If only there were a simple way to freeze time and return to your masterpiece after fixing that annoying bug that probably takes two lines of code to fix. If only there were, the world would be a better place. So let me introduce you to the git stash command. What comes next seems a lot like a TV commercial from the 90s. Your life will change and your Git skills will skyrocket, you'll feel like Mr. Robot of Git, I can assure you.
So what or what does this famous git stash command do?
In simple words, it allows you to temporarily save your current changes in a stack, and leave your working directory the same as it was before you made any changes. Which will most likely be the last commit on the branch you're currently on, or wherever your HEAD
commit is.
See, in this example we have three unstaged files
If we run git log
, we will see that we have a commit to which we are applying the current changes. In our case, HEAD
points to the last commit for the main branch.

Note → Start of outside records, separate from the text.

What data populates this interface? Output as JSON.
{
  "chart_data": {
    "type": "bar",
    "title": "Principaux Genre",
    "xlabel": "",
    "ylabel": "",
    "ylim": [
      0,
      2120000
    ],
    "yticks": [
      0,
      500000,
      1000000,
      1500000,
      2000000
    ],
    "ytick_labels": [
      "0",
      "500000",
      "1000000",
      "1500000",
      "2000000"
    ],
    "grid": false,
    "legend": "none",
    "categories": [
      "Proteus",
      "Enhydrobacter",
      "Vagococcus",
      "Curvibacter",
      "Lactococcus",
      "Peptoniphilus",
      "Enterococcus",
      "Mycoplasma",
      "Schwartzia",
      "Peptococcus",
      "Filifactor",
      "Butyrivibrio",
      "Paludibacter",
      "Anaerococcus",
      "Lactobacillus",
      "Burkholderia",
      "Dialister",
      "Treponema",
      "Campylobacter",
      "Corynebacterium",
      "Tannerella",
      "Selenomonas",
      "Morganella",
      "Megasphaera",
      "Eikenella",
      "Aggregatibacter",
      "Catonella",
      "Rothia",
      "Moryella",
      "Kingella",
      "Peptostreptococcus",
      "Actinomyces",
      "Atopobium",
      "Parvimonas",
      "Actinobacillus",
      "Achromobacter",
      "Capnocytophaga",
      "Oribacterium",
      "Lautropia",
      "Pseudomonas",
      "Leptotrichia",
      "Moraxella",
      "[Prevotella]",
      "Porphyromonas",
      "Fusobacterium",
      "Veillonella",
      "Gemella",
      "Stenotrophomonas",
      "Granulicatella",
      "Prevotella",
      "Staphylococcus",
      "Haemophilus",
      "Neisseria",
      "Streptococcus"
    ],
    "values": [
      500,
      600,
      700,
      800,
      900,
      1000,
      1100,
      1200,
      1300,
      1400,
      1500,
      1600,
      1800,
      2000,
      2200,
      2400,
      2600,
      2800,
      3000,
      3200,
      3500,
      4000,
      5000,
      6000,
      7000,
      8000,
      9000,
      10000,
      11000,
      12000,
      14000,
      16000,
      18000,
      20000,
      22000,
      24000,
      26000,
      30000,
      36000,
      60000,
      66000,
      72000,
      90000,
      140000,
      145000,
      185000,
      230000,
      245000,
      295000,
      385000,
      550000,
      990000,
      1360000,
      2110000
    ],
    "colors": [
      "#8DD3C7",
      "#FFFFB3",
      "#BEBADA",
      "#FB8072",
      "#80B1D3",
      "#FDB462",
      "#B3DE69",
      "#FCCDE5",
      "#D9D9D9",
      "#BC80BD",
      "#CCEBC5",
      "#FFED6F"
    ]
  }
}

Once we decide to stash our current changes, everything will be restored as it was on that commit. Now let's do our first stash to save our changes to the stash. But first we need to add the files we want to stash to the staging area, so we run the git add .
command.
Once you have your changes in the staging area, we need to save them. To do this, we run git stash push -m "my first stash"
.
Then when we run git status
you won't see your changes anymore, but they are not lost anymore, when you run git stash list
you will see them like this.
Now you're free to go and work on some other unrelated thing without worrying about your last changes; you can switch branches, create new ones, or do whatever you want (just don't remove your repository, please). Now let's make this even more fun. Let's create a new set of files that represent different changes, so to speak, and stash them as we did before.
Now let’s see what happens when we run git stash list
again.
As I mentioned before, the stash behaves like a stack in some way, the newer changes are placed on top of the old stashed changes. But do not worry, you can access them at will using the stash@{n} reference (n can be any number shown in the list) if you want to access the first stashed changes. Even though you couldn’t add a message, I encourage you to always add it, so you can easily tell them apart.
Now let's say you finish the changes your manager asked you to make that were on a different branch, when you come back to work on it and want to retrieve the changes you stashed, all you have to do is run git stash pop
and voilá! You have your latest changes back in your working directory.
As you can see, this brings up the last changes we stashed, in this case it was stash@{0}. If by any chance the changes you want were the first ones we made at the very beginning, you can specify it like this: git stash pop stash@{1}
.
Note that the pop option removes the changes from the stack. If you don't want to remove the changes from the stack, and want to keep them just in case, you can use apply. So it'll look something like this: git stash apply or git stash apply stash@{1}
.
As you can see, this is a really simple, yet powerful and useful command that you, as a great developer, need to know.